Celia writes: I’ve been making notes on the things that mystify me re: my new iPhone 4s. My last phone was a Blackberry Curve, which had very little memory, and required text messages (and other things) to be deleted when it ran out of space. Should I delete long text threads on the iPhone? I have like 6,000 e-mails on my Apple account. Is this killing me? What about the photo roll? I simply don’t know what is ideal for use.
Hi Celia! When it comes to old email and text messages hogging space in your iPhone 4S’s 16 GB (short for “gigabyte”), 32 GB, or 64 GB of built-in storage, you can probably relax.
An average email message without an attachment takes up only about 20 kilobytes of storage space, while a single text message is even smaller—as in a couple hundred bytes, give or take.
How big is a byte? Well, a byte’s pretty small in terms of the total storage on your iPhone. Let’s say you have the smallest, 16-gigabyte iPhone 4S. One gigabyte equals about a thousand (or 1,024, to be precise) megabytes, while a megabytes equals a thousand kilobytes, and a thousand kilobytes equals a byte. (A byte, by the way, consists of eight bits—and a bit is a simple “0” or “1.”)
So if there are about 1,000 bytes in a kilobyte, and an average email is about 20 KB, that means you could cram about 100 text messages in the space needed for a single, text-only email.
And if you were looking to fill the 16-gigabyte iPhone 4S with nothing but email, you’d need … well, about 800,000 messages, assuming my math is correct. (1,024 kilobytes = one megabyte, and 1,024 megabytes = 1 gigabyte.)

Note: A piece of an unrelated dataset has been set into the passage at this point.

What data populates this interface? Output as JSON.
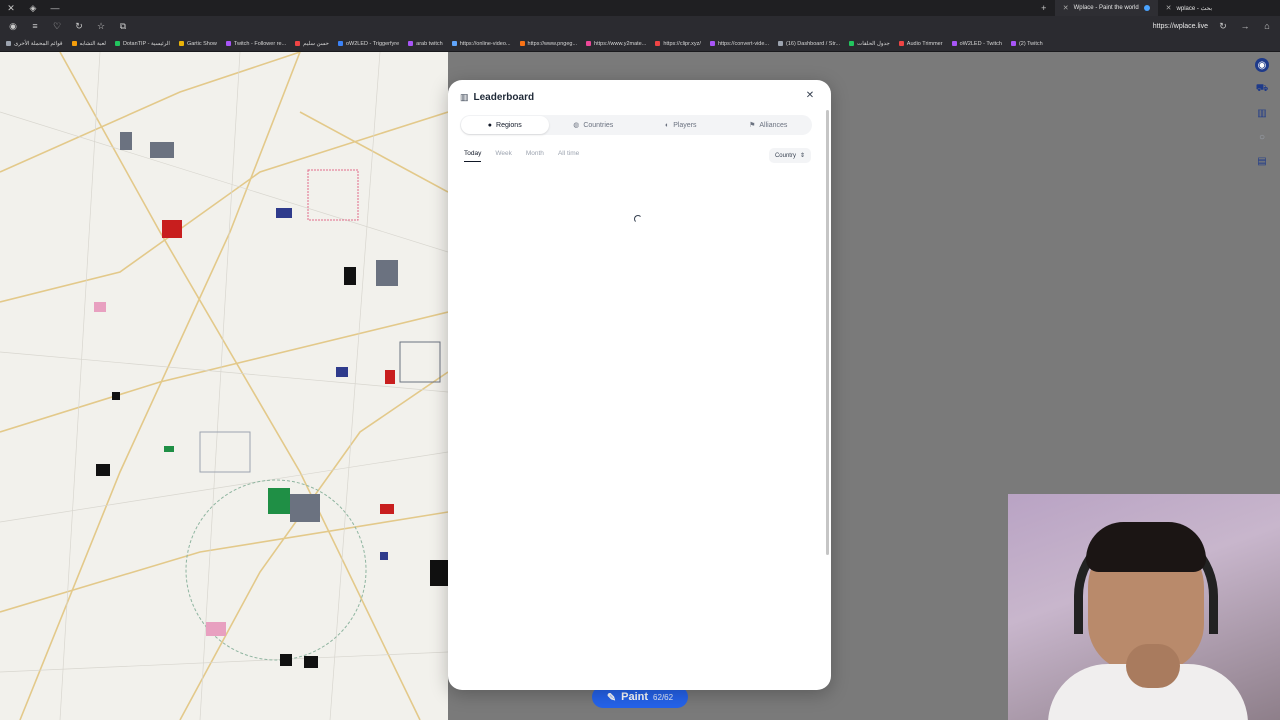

In other words, your iPhone 4S has plenty of storage for text messages; indeed, you could probably get away with never deleting a text from your handset.
The same goes for text-only email messages—although messages with large attachments, like photos, can quickly add up. That’s why you might want to limit the number of email messages stored on your iPhone at one time; to do so, tap Settings, then “Mail, Contacts, Calendars,” scroll down to the Mail section, tap Show, then choose a limit between 50 and 1,000 messages. (I have 50 messages selected.)
Now, here’s the thing—your iPhone’s memory isn’t devoted to only text and email messages. You’ve also got the photos in your camera roll, and a single picture taken with the iPhone 4S’s eight-megapixel camera weighs in at anywhere between two and four megabytes. So if you have 100 photos saved in your camera roll, that’s about 300 or 400 megabytes of storage just for your pictures—and remember, there are only 1,024 megabytes in one gigabyte.
And then there’s your music (about 3-5 megabytes a song), your apps (sizes vary wildly, anywhere from a few MB for a small utility to a full GB for the largest games), and your videos (think about 1 GB for a 90-minute SD movie from iTunes).
Oh, and one more thing: your iPhone reserves about 3 GB of storage for the iOS operating system itself.
OK then, how can you tell how much free storage space is left on your iPhone? On the iPhone 4S or any iPhone that’s been updated to iOS 5, tap Settings, General, Usage. You’ll see a summary of how much storage you’ve used, what’s left, plus a break-down of the space used by your music, video, and apps, with the biggest space hogs listed first.
Tap any item to see its details, and in the case of videos and music, swipe to delete. You might want to back up your iPhone to iTunes before you start going on a deletion spree, though. Also, keep in mind that you can always re-download any music, TV shows, or apps that you bought from the iTunes store.
Not listed in the summary, for some reason, are your iPhone photo albums—and like I mentioned above, photos can really add up in terms of storage space, so be sure to prune your collection every once in awhile. You can always transfer your photos to your PC or Mac by syncing with iTunes, or try using the new Photo Stream feature in iCloud.
And what if you have an older iPhone that hasn’t been updated to iOS 5? Well, you can still check how much storage you have left (tap General, About, and scroll down to “Capacity” and “Available”), but you won’t be able to see a nice break-down of how your iPhone’s storage is being used.
Hope this helps—and if you have more questions, let me know!